Angola. La police doit faire preuve de retenue lors des manifestations nationales

La police doit protéger les droits humains et faire preuve de retenue lors des prochaines manifestations nationales contre le prix élevé des carburants et les lois restrictives visant à limiter le travail des organisations non gouvernementales (ONG) en Angola, a déclaré Amnesty International vendredi 9 juin, en amont des manifestations prévues du 10 au 17 juin.

Les autorités ont confirmé que cinq personnes ont été tuées et huit autres blessées lors d’une manifestation de chauffeurs de taxi contre le prix élevé du carburant le 5 juin dans la province de Huambo. Amnesty International a reçu des informations selon lesquelles 34 autres personnes ont été arrêtées pour avoir exercé leur droit de manifester.

« La dispersion des manifestants doit toujours être une mesure exceptionnelle et ne constituer qu’un dernier recours lorsque les moyens non violents ont été épuisés. Il convient par ailleurs d’éviter l’emploi de la force dans le but de disperser des manifestations non violentes. S’il devient absolument nécessaire de recourir à la force, celle-ci doit toujours être limitée au minimum nécessaire et des avertissements préalables clairs et audibles doivent être adressés. Il faut aussi mettre en place des moyens efficaces d’établir les responsabilités pour le moindre recours à la force », a déclaré Tigere Chagutah, directeur pour l‘Afrique de l’Est et l’Afrique australe à Amnesty International.
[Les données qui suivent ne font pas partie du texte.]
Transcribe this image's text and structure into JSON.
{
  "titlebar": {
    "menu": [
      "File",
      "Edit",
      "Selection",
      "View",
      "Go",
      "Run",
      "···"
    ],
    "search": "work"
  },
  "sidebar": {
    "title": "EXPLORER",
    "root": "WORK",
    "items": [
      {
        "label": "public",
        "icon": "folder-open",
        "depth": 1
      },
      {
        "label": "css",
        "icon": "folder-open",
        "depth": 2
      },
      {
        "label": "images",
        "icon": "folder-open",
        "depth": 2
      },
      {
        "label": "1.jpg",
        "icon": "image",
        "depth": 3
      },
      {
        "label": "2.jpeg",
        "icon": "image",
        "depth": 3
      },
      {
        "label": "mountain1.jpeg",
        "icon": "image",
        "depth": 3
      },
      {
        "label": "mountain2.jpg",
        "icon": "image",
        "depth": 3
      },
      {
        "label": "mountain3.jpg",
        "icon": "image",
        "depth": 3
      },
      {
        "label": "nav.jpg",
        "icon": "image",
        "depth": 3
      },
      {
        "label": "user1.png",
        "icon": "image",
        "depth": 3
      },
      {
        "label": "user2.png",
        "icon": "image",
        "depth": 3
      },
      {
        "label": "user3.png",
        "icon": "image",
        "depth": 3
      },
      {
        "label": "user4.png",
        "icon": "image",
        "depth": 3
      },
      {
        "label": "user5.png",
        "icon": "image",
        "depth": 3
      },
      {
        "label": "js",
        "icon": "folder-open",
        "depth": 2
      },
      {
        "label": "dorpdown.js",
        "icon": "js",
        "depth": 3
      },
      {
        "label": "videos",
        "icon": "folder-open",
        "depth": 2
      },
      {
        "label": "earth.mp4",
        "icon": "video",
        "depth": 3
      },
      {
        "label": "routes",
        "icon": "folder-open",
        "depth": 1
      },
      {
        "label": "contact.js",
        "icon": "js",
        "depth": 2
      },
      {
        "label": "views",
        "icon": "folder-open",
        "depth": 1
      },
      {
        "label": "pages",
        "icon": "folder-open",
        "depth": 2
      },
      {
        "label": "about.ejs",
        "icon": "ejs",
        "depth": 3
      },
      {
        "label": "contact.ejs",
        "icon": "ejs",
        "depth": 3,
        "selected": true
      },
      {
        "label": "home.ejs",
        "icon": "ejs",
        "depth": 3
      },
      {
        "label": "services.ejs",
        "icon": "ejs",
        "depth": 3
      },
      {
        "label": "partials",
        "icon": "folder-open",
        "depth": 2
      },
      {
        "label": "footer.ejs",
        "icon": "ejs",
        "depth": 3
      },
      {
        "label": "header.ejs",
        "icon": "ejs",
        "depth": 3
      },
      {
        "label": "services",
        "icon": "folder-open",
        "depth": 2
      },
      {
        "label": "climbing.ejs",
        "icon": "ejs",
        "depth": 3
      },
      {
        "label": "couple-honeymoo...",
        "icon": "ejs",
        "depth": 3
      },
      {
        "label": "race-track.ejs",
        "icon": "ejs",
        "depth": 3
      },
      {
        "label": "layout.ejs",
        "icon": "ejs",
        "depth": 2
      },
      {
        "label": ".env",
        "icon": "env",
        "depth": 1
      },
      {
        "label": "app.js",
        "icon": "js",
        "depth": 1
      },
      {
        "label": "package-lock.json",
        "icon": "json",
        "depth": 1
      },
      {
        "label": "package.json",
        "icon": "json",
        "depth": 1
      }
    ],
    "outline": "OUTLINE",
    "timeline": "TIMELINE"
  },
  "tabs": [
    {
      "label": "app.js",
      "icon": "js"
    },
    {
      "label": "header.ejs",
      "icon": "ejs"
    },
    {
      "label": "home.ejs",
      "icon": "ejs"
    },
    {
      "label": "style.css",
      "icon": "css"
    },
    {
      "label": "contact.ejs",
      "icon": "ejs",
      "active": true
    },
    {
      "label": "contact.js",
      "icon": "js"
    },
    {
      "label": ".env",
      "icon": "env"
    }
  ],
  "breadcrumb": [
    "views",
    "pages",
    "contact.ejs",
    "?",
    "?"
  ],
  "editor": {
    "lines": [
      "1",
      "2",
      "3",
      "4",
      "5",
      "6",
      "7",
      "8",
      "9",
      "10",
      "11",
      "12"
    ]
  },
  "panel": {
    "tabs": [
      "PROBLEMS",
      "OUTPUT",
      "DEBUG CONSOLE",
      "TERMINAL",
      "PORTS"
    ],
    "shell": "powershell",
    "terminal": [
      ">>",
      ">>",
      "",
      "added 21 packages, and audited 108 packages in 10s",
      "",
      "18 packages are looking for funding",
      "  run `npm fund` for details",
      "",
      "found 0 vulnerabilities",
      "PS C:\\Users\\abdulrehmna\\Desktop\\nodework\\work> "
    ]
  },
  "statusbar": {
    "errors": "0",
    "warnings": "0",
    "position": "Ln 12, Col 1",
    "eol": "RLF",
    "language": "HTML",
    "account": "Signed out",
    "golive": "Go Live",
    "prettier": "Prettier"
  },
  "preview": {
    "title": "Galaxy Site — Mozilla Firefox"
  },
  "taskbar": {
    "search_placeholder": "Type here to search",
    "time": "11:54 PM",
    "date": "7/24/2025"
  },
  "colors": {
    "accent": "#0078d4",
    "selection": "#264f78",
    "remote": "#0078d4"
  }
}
La dispersion des manifestants doit toujours être une mesure exceptionnelle et ne constituer qu’un dernier recours lorsque les moyens non violents ont été épuisés

Tigere Chagutah, directeur pour l‘Afrique de l'Est et l’Afrique australe à Amnesty International

Les chauffeurs de taxi ont commencé à protester contre le prix du carburant le 5 juin, après la décision du gouvernement d’augmenter celui-ci le 30 mai. Le prix de l’essence a alors presque doublé, passant de 160 à 300 kwanzas par litre (de 0,26 à 0,49 dollars des États-Unis).

La police a utilisé du gaz lacrymogène et des balles réelles pour disperser la foule lors de la manifestation du 5 juin à Huambo. Les autorités ont confirmé que cinq personnes ont été tuées, mais ce chiffre n’a pas pu être confirmé de manière indépendante. Amnesty International a établi que la plus jeune victime était un enfant de 12 ans. La police nationale angolaise a reconnu sa responsabilité dans ces homicides, en déclarant : « C’était inévitable et nous regrettons la mort de cinq citoyens et les blessures infligées à d’autres personnes. »

Les événements du 5 juin doivent donner lieu à une enquête efficace et impartiale dans les meilleurs délais, afin que les auteurs présumés soient traduits en justice

Tigere Chagutah

« Nous demandons à la police angolaise de cesser de recourir à une force excessive lors des manifestations. Les événements du 5 juin doivent donner lieu à une enquête efficace et impartiale dans les meilleurs délais, afin que les auteurs présumés soient traduits en justice pour l’homicide de ces cinq manifestant·e·s et les blessures infligées à huit autres personnes », a déclaré Tigere Chagutah.

Complément d’information

Les forces angolaises de sécurité emploient régulièrement une force excessive pour disperser les manifestations pacifiques et réprimer la dissidence.

Le 25 mai, l’Assemblée nationale angolaise a approuvé le projet de loi relatif au statut des organisations non gouvernementales (ONG), faisant ainsi fi des critiques sévères émanant des ONG, qui estiment que la loi proposée limite le droit d’association et accorde à l’exécutif des pouvoirs excessifs permettant son ingérence dans les activités des ONG. En 2017, un décret visant lui aussi à renforcer le contrôle sur les ONG a été déclaré inconstitutionnel par la Cour constitutionnelle angolaise.

Quatre militants ont été arrêtés le 2 juin et maintenus en détention pendant trois jours pour avoir protesté de manière pourtant pacifique contre le projet de loi relatif aux ONG devant le gouvernement de la province et l’Assemblée nationale. Ils ont été libérés le 5 juin, mais ont été condamnés à une amende de 50 000 kwanzas (80 dollars des États-Unis) chacun.

Le droit de manifester est de plus en plus menacé dans toutes les régions du globe. Amnesty International mène une campagne mondiale pour lutter contre les efforts croissants et intensifiés des États afin d’éroder ce droit fondamental.